[Cleek: the Man of the Forty Faces by Thomas W. Hanshew]@TWC D-Link book
Cleek: the Man of the Forty Faces

CHAPTER II
7/10

At any rate, if I failed, I should at least have preserved my self-respect and done more to merit what I wanted than if I had secured it by treachery.
Think of the boy you helped a little while ago.

How much respect will you have for him if he never lives up to his promise; never goes to Clarges Street at all?
Yet if he does live up to it, will he not be doubly worth the saving?
But please!" with a sudden change from seriousness to gaiety, "if I am to be led into sermonizing, might I not know what it is all about?
I shall be right, shall I not, in supposing that all this is merely the preface to something else ?" "Either the Preface or--the Finis," said Cleek, with a deeply drawn breath.

"Still, as you say, no atonement is worth calling an atonement if it is based upon fraud; and so--Miss Lorne, I am going to ask you to indulge in yet another little flight of fancy.

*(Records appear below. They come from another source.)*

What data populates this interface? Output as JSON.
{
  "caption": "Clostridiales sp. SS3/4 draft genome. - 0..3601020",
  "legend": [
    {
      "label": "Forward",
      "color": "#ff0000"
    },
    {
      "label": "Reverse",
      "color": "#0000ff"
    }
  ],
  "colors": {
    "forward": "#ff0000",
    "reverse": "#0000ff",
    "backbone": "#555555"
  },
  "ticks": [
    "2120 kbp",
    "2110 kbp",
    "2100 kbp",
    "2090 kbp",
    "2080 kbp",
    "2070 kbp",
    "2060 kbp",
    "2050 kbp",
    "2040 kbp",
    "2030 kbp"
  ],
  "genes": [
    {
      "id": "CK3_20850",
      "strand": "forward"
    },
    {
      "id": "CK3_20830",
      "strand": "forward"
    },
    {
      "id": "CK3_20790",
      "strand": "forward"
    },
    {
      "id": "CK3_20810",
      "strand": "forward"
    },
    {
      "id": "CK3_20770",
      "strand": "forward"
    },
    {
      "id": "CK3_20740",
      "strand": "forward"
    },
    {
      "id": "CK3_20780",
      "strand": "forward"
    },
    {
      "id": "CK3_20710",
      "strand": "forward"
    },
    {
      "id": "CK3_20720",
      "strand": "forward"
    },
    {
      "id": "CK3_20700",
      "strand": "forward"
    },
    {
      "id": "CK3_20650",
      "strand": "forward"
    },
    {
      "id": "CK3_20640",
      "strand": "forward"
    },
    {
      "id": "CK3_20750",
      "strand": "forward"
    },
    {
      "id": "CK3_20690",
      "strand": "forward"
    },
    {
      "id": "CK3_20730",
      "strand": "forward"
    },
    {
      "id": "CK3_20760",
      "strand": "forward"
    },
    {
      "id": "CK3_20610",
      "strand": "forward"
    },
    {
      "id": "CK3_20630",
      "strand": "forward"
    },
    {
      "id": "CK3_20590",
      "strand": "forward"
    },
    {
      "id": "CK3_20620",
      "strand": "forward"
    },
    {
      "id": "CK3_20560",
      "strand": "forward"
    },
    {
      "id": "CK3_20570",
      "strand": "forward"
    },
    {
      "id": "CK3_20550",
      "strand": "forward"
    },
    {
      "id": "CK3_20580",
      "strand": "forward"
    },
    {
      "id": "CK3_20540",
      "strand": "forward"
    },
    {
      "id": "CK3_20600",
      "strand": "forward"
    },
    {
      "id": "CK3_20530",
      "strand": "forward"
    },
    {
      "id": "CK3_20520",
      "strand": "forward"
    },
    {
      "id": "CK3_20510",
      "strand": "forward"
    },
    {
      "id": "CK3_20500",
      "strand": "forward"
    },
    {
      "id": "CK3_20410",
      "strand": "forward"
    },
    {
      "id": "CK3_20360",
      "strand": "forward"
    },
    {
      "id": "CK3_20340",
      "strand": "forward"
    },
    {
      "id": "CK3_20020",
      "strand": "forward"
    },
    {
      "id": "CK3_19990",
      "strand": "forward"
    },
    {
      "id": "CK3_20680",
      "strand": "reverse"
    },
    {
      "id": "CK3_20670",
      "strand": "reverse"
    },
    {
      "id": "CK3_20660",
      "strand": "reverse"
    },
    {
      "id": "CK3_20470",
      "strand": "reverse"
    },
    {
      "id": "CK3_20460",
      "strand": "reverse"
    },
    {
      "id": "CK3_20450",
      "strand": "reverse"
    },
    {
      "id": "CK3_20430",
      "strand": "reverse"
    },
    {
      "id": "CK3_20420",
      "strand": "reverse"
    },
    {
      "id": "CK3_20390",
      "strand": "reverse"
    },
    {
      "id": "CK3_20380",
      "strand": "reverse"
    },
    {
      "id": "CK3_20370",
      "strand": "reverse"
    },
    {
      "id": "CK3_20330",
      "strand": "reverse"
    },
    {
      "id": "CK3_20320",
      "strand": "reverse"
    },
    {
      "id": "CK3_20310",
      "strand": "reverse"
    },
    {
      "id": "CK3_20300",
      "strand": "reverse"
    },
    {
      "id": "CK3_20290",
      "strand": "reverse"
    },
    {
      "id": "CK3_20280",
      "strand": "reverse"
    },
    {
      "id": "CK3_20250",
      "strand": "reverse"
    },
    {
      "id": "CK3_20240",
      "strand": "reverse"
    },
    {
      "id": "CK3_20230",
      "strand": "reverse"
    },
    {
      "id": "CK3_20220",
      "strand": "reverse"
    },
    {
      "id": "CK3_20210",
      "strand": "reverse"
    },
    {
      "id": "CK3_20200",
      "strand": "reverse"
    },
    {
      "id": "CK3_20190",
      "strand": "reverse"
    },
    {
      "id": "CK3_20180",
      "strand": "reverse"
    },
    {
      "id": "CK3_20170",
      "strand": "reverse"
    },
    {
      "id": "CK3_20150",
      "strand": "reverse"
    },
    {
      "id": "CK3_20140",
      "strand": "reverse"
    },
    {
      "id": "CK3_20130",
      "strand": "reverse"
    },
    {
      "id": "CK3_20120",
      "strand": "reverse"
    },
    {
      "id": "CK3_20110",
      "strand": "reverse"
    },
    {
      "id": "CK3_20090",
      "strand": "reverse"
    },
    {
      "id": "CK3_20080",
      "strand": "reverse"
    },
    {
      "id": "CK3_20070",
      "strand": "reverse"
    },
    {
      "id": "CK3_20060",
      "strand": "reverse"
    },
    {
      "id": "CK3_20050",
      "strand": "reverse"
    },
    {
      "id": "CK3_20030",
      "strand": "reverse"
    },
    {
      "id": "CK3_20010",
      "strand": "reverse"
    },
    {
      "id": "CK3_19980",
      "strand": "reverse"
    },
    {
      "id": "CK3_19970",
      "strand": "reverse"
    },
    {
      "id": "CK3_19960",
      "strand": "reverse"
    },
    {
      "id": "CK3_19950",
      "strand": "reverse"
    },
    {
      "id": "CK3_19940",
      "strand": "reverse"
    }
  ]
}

Carry your mind back, will you, to the night when your cousin--to the night two years ago when Sir Horace Wyvern's daughter had her wedding presents stolen and you, I believe, had rather a trying moment with that fellow who was known as 'The Vanishing Cracksman.' You can remember it, can you not ?" "Remember it?
I shall never forget it.

I thought, when the police ran down stairs and left me with him, that I was talking to Mr.Narkom.